Mortgage Slavery Outweighs Wealth Effect for Chinese Homeowners

Analysts at Oriental Securities compare China's real estate market to the U.S. and see parallels. Although they find China hasn't yet reached the levels of financialization seen ahead of 2008, many households are already constrained by their mortgages such that they do not experience a wealth effect from rising prices.

iFeng: 被金融裹挟的房地产:房奴效应大于财富效应
From the dynamic path of leverage in China's physical sector, the resident sector has been increasing leverage since 2008. In 2008, the debt leverage ratio of the resident sector was 18.77%, and it rose to 55.30% in the second quarter of 2019, an average annual increase of 3.3 percentage points.

The most important reason for the rise in housing prices is the rise in housing prices. People only talk about the wealth effect, but they ignore the “house slave effect”. The latter refers to the increase in housing prices and the increase in residents’ housing and rental expenses.

Empirical studies show that China is a house slave effect greater than a wealth effect.

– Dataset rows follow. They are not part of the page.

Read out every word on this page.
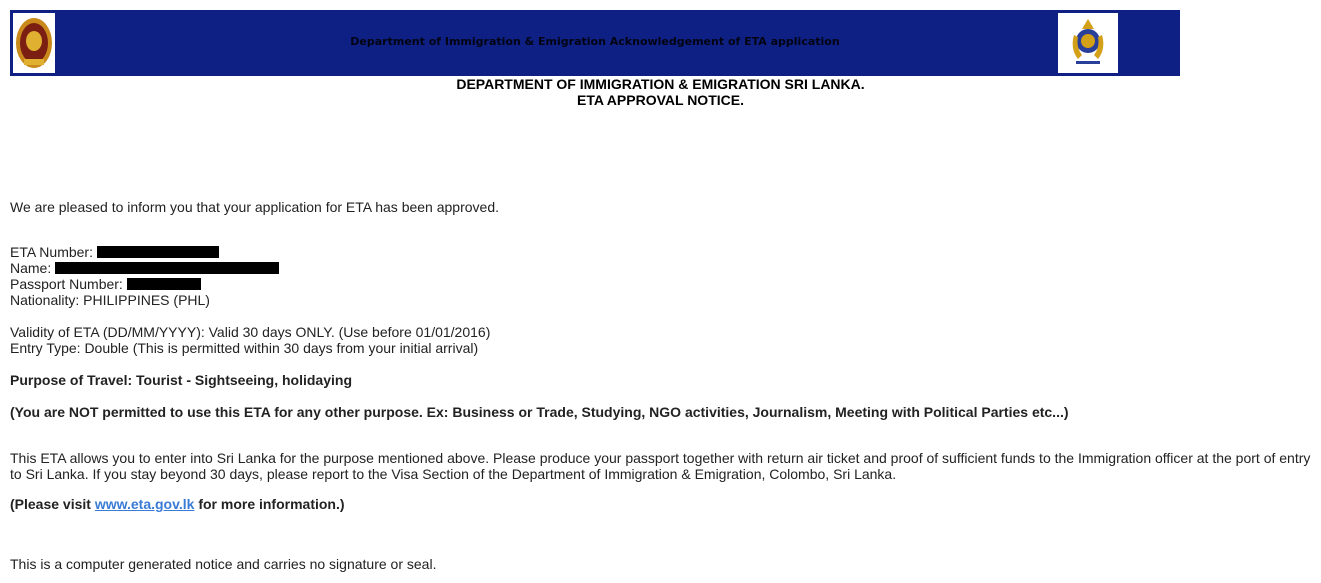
Department of Immigration & Emigration Acknowledgement of ETA application
DEPARTMENT OF IMMIGRATION & EMIGRATION SRI LANKA.
ETA APPROVAL NOTICE.
We are pleased to inform you that your application for ETA has been approved.
ETA Number:
Name:
Passport Number:
Nationality: PHILIPPINES (PHL)
Validity of ETA (DD/MM/YYYY): Valid 30 days ONLY. (Use before 01/01/2016)
Entry Type: Double (This is permitted within 30 days from your initial arrival)
Purpose of Travel: Tourist - Sightseeing, holidaying
(You are NOT permitted to use this ETA for any other purpose. Ex: Business or Trade, Studying, NGO activities, Journalism, Meeting with Political Parties etc...)
This ETA allows you to enter into Sri Lanka for the purpose mentioned above. Please produce your passport together with return air ticket and proof of sufficient funds to the Immigration officer at the port of entry to Sri Lanka. If you stay beyond 30 days, please report to the Visa Section of the Department of Immigration & Emigration, Colombo, Sri Lanka.
(Please visit www.eta.gov.lk for more information.)
This is a computer generated notice and carries no signature or seal.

While rising house prices have increased the debt burden of the residential sector, they have also suppressed consumer demand and squeezed out investment in the physical sector, hindering productivity. It is the realization of the negative effects brought about by the excessive expansion of the real estate market. The "7·30" Politburo meeting not only re-emphasizes the positioning of "staying and not speculating", but also for the first time clarifying that "real estate is not a means of stimulating the economy in the short term." But from the latest data on real estate transactions and prices, market inertia is still significant.

From the analysis of this paper, we can see that from the perspective of realizing the policy objectives of real estate regulation, one way to refer to is to constrain the financial properties of real estate. The commercialization and financialization of China's real estate began in 1998. If China's real estate market is compared with the United States, China is still in the early stages of financialization. If real estate is left with financial development, then the story of the United States in 2008 is likely to repeat itself in China.